All’ultimo piano della biblioteca Panizzi, nella tranquilla e defilata sezione della fototeca, è conservata una fotografia in bromuro d’argento datata 1860 (il decennio, come detto, dei dipinti), avente quale didascalia “Le sorelle Cugini”; l’immagine ritrae due donne dall’espressione un po’ severa ma con le teste che si piegano in un gesto di affetto sororale. Sono le sorelle delle quali parla l’articolo del 1944? Non abbiamo dati per rispondere con certezza, ma la donna di destra, abito scuro ben allacciato al collo e sguardo più dolce rispetto alla sorella, ci pare mostrare somiglianza con la baccante dalla chioma mora che abbiamo indicato. Forse era lei l’amata di Ugolini.

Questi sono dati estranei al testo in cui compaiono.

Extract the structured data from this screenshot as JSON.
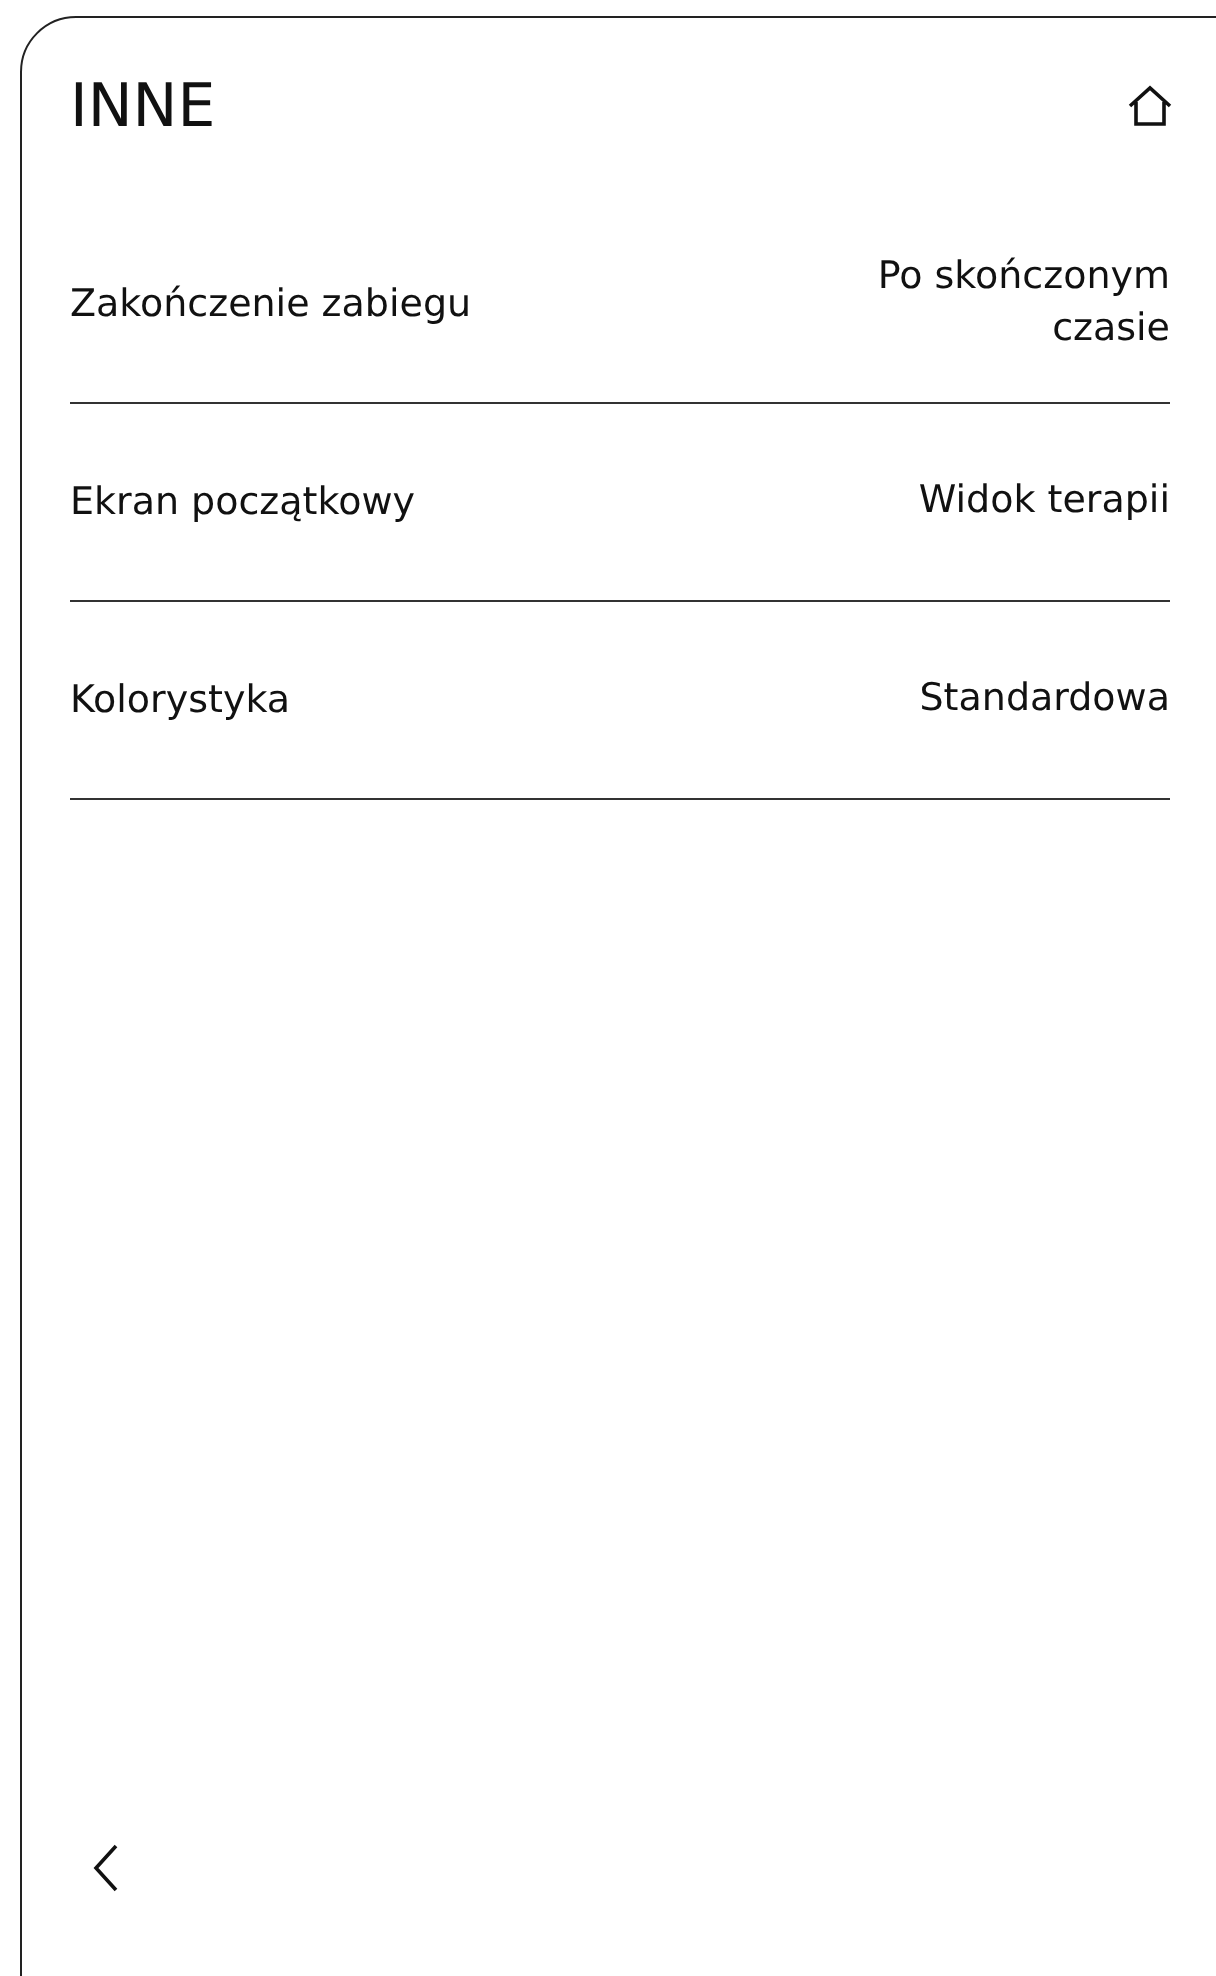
{
  "header": {
    "title": "INNE"
  },
  "settings": [
    {
      "label": "Zakończenie zabiegu",
      "value": "Po skończonym czasie"
    },
    {
      "label": "Ekran początkowy",
      "value": "Widok terapii"
    },
    {
      "label": "Kolorystyka",
      "value": "Standardowa"
    }
  ]
}
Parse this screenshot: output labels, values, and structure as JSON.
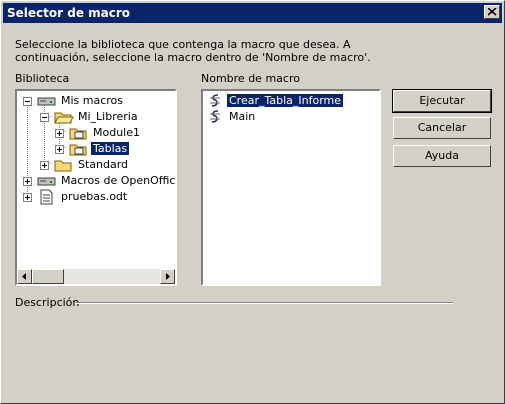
{
  "window": {
    "title": "Selector de macro"
  },
  "intro_text": "Seleccione la biblioteca que contenga la macro que desea. A continuación, seleccione la macro dentro de 'Nombre de macro'.",
  "library_label": "Biblioteca",
  "macro_label": "Nombre de macro",
  "tree": {
    "items": [
      {
        "label": "Mis macros"
      },
      {
        "label": "Mi_Libreria"
      },
      {
        "label": "Module1"
      },
      {
        "label": "Tablas"
      },
      {
        "label": "Standard"
      },
      {
        "label": "Macros de OpenOffice.org"
      },
      {
        "label": "pruebas.odt"
      }
    ]
  },
  "macros": [
    {
      "label": "Crear_Tabla_Informe"
    },
    {
      "label": "Main"
    }
  ],
  "buttons": {
    "run": "Ejecutar",
    "cancel": "Cancelar",
    "help": "Ayuda"
  },
  "description_label": "Descripción"
}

Il pittore, al quale Reggio ha intitolato la piazzetta in ciottoli che si apre a metà di via Emilia Santo Stefano, nacque nel giugno 1826, perciò fra un anno cadrà il suo bicentenario. Speriamo che in tutto questo tempo sia riuscito, quaggiù o lassù, a conquistare la sua baccante Cugini.

25 aprile 2025

Carolina Ungher a Reggio Emilia


Nel 1838 Carolina Unger (si pronuncia “Ungher”) era forse la cantante d'opera più celebre d'Europa. Nata nel regno austro-ungarico, dotata di puro talento sin da bambina, era stata scelta, ventenne, per cantare come contralto nella prima esecuzione assoluta della Nona Sinfonia di Beethoven, a Vienna nel 1824, e si racconta che fu proprio lei, al termine dell'esecuzione diretta da Beethoven stesso, a richiamare con un gesto gentile della mano l'attenzione dell'ormai sordo Maestro per permettergli di prendersi l'ovazione del pubblico al quale continuava a dare le spalle, ignaro. 

Giunta per perfezionarsi in Italia, la culla dell'opera, Carolina mutò il cognome da Unger in Ungher, pare su suggerimento della moglie di Rossini, sua amica, perché noi italiani continuavamo a chiamarla "signorina unger", con la g dolce. 

A Reggio la Unger, anzi la Ungher, cantò nel 1837 (opere di Donizetti) e 1838 (Donizetti e Rossini), al culmine della propria parabola artistica e della fama. Si esibì nel teatro "di Cittadella"; l’odierno teatro Ariosto, possiamo dire. Il Municipale ancora non esisteva. I parmigiani, la cui città era invece esclusa dalla tournée della cantante, si spostarono in massa a Reggio per udirne la voce, come raccontò il letterato Pietro Giordani che di quella comitiva faceva parte. È bello immaginare lo sciame notturno di carrozze e calessi che rientrano a Parma, in una mezzanotte passata di maggio, illuminate dalle lanterne nella buia e polverosa via Emilia. 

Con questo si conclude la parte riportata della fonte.